Nella fattispecie, la Suprema Corte è stata chiamata a pronunciarsi sul ricorso di un Lavoratore del settore privato che, tra l’altro,
reclamava l’illegittimità della condotta aziendale che attraverso la creazione di un falso profilo “facebook” è riuscita a provare la
negligenza del proprio Dipendente e la sua propensione ad assentarsi dal posto di lavoro, tanto da arrivare al licenziamento.
La pronuncia della Corte di Cassazione ha ritenuto accertati i fatti discussi nei precedenti giudizi di merito, nei quali era emerso che il
Responsabile delle Risorse Umane dell’Azienda attraverso la creazione di un falso profilo su “facebook” riusciva a contattare sul
“social” un Dipendente che già era stato sorpreso ad assentarsi dal posto di lavoro per una telefonata di oltre un quarto d’ora, lasciando
incustodito un macchinario che, durante l’assenza, si era bloccato.
Nei giorni successivi, il dipendente aveva, poi, “chattato” a lungo su “facebook” proprio con il profilo falso creato dal Responsabile
del Personale, in orari coincidenti con quelli lavorativi.
Sulla base anche di queste prove era scattata la procedura di licenziamento per giusta causa.
La Corte di Cassazione, nel motivare la propria decisione, ha tenuto in considerazione la necessità che il potere di controllo dei
Datori di lavoro non prevarica il diritto alla riservatezza del Lavoratore.
La valutazione del panorama giurisprudenziale in materia conduce, infatti, i Giudici di Cassazione a sottolineare
il principio
della
tendenziale ammissibilità dei controlli difensivi occulti, anche ad opera di personale estraneo all'organizzazione aziendale, in
quanto diretti all’accertamento di comportamenti illeciti diversi dal mero inadempimento della prestazione lavorativa”
. Una
fattispecie - che comprende anche il caso in questione - che si pone al di fuori dal perimetro dello Statuto dei Lavoratori.

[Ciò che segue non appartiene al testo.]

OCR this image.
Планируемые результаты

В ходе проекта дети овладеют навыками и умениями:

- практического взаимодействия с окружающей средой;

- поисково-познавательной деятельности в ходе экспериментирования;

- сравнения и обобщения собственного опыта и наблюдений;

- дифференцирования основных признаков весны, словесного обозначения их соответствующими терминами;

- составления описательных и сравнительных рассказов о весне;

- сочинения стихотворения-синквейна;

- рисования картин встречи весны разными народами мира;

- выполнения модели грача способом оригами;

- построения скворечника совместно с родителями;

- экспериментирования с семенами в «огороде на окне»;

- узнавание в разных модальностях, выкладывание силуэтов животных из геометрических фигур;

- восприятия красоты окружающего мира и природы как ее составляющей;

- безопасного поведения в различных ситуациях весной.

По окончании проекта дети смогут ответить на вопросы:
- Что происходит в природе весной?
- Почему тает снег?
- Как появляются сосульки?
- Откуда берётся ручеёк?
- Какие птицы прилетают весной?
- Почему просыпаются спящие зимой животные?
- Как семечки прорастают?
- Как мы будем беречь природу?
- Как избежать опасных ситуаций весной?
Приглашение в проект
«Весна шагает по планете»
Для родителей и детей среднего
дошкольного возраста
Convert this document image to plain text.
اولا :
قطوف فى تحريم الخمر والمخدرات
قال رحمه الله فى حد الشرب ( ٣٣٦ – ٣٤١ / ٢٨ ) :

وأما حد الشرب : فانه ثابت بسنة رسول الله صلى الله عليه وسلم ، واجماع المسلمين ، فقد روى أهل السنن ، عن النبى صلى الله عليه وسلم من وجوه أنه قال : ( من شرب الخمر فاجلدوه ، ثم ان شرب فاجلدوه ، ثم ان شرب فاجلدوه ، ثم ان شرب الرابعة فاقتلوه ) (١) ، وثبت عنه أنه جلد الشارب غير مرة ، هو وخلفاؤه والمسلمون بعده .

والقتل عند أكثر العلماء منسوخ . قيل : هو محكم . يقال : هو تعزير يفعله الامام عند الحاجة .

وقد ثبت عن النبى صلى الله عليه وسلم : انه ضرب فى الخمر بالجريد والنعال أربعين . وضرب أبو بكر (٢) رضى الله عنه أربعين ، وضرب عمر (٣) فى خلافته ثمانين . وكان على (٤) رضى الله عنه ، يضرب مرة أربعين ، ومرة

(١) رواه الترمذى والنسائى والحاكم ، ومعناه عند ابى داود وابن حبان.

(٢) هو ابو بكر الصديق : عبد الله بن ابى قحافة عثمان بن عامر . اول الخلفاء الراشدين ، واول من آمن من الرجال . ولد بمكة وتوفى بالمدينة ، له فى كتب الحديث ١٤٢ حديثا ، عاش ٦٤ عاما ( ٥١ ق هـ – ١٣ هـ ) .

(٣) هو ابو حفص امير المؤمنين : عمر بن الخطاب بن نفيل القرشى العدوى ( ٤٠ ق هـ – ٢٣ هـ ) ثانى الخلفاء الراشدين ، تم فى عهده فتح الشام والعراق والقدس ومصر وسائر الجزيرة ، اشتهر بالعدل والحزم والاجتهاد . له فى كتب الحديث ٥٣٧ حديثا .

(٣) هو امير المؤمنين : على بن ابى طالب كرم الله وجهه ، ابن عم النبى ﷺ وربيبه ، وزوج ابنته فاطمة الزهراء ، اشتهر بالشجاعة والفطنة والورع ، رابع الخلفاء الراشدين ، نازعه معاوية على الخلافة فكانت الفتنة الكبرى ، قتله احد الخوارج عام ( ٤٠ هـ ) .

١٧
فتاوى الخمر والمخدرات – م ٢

Per la Corte di Cassazione il comportamento dell’azienda aveva come obiettivo non tanto la verifica sulla prestazione lavorativa,
quanto piuttosto la realizzazione di atti illeciti da parte del Lavoratore dipendente, poi effettivamente riscontrati e già manifestatisi nei
giorni precedenti. Un controllo difensivo, quindi, indirizzato
“a individuare e sanzionare un comportamento tale da ledere il
patrimonio aziendale, sotto il profilo del regolare funzionamento e della sicurezza degli impianti”
.
In questa prospettiva allora, la creazione del profilo su “facebook” costituisce, nelle motivazioni della Suprema Corte,
“una mera
modalità di accertamento dell’illecito commesso dal Lavoratore, non invasiva né induttiva all’infrazione, avendo funzionato come
mera occasione o sollecitazione cui il Lavoratore ha prontamente e consapevolmente aderito”
.
Con le suddette motivazioni, la Corte di Cassazione ha, quindi, confermato la legittimità del licenziamento operato dall’Azienda.